Boothbay Harbor Rotary Club
The Barn had barely closed a few weeks ago, when folks started asking us how soon pickups would begin in the spring. It’s nice to be missed.
And it’s a great opportunity to explain how the Barn evolved. To do that, we need to go back in time to 1958, when the Boothbay Center PTA began Lobster Time, an opportunity to purchase a lobster roll and support schools. At some point the PTA asked the Rotary Club to take over the event, and gradually, the lobsters were augmented by a flea market and informal auction organized by Brud Pierce, Boothbay Harbor’s immortal Hot Dog King. (If you don’t believe me, check out the plaque in Brud’s honor on the sidewalk at the southwest corner of Townsend Avenue and Oak Street.)
In 1993, Robert L. Foster took over the auctioneering, greatly increasing both our revenue and the fun. And gradually, the food concession became less and less important as income from the auction and assorted tents took center stage. For several decades, Rotarians picked up stuff all year long, then stored it in members’ garages and basements and attics. The need to move things multiple times (and always up and down stairs) grew stale, and in 2016, Mike Thompson led the initiative to build a storage barn at our property at 66 Montgomery Road. The club didn’t have a clue how prescient that move would prove to be.

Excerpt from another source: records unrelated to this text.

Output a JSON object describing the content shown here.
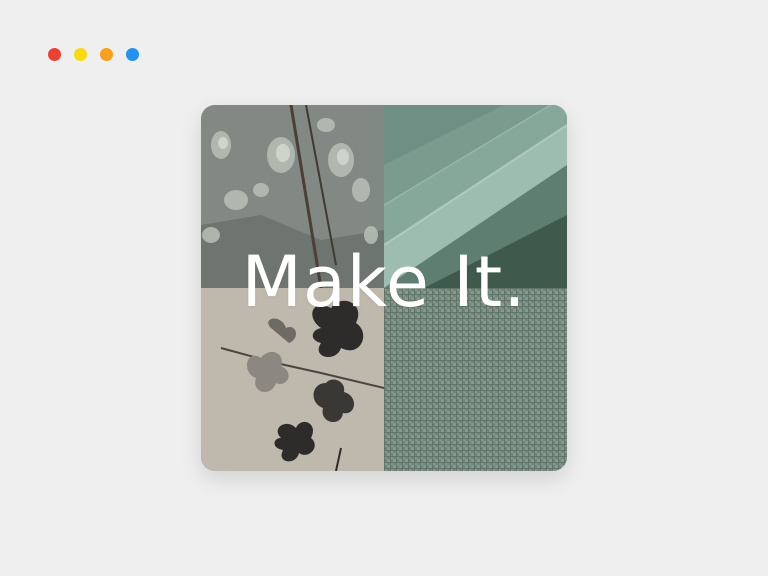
{
  "loader": {
    "dots": [
      {
        "color": "#e94234"
      },
      {
        "color": "#f9d90f"
      },
      {
        "color": "#f7a01c"
      },
      {
        "color": "#2391f0"
      }
    ]
  },
  "card": {
    "headline": "Make It.",
    "tiles": [
      {
        "icon": "lichen-rock-image"
      },
      {
        "icon": "green-leaf-image"
      },
      {
        "icon": "hibiscus-flower-image"
      },
      {
        "icon": "woven-fabric-image"
      }
    ]
  }
}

Meanwhile, the Auction grew. It outgrew the Boothbay Common – not enough parking – and so it moved to the high school field. It outgrew one tent and then two, and eventually, we created special tents for Tools; Children; Books; a Lets-Make-a-Deal section for the furniture too, umm, tired for the auction; and the Boutique for priced items. Every time we created a new tent, the income of the flea market held firm – and the total take for the auction grew by a few thousand dollars. By 2019, we Rotarians had the Auction down to a science and that year, we netted $50,000.
Then came the pandemic. Clearly, we could not hold a large, public event in 2020. Yet our local charities needed the income even more than ever. It was Debbie Graves who came up with the idea of cleaning up the Barn, setting a mask mandate, and opening up on Saturdays. We hoped that we could make at least half of the previous year’s net by keeping the Barn open throughout the summer months.
Maybe it was a lack of other things to do during the pandemic; maybe it was that home-bound let’s-clean-out-the-house mentality. Whatever the reason, the Rotary barn transformed itself from a one-day event into a resounding community center throbbing with life and laughter on Saturday mornings. And our income grew! That first year we netted over $100,000 from Barn sales; the numbers have held firm at around $80,000 each year since (and are on track to do the same in fiscal 2025-26).
The Barn offers us the opportunity to organize, price, and make decisions that often involve Treasure Island, our name for the Transfer Station. And as we figured out what sold best, we made some strategic changes: We quickly stopped selling books, for example. At the one-day event, books had attracted their own buyers, who then sometimes stayed for the Auction. But at the Barn, with as many customers coming as our mask mandate would allow, the idea of selling heavy books for only $1 apiece quickly lost its appeal.
On the other hand, the Boutique rapidly proved its worth, and the result was an addition to the Barn to provide enough room to showcase everything from alabaster eggs to a zebra-skin rug.
All the money is plowed back to the community. Not a penny supports the Rotary Club itself; instead, it is placed in our nonprofit Boothbay Harbor Rotary Foundation and then donated to those in need. A cool 85 percent stays here in the region; 15 percent is directed to our international charities.
So come down and join us! We will start pickups in March and the Barn will be open the first Saturday in April, weather permitting. Be part of the opportunity to turn trash into treasure. And know that you are part of a community tradition that goes back almost 60 years.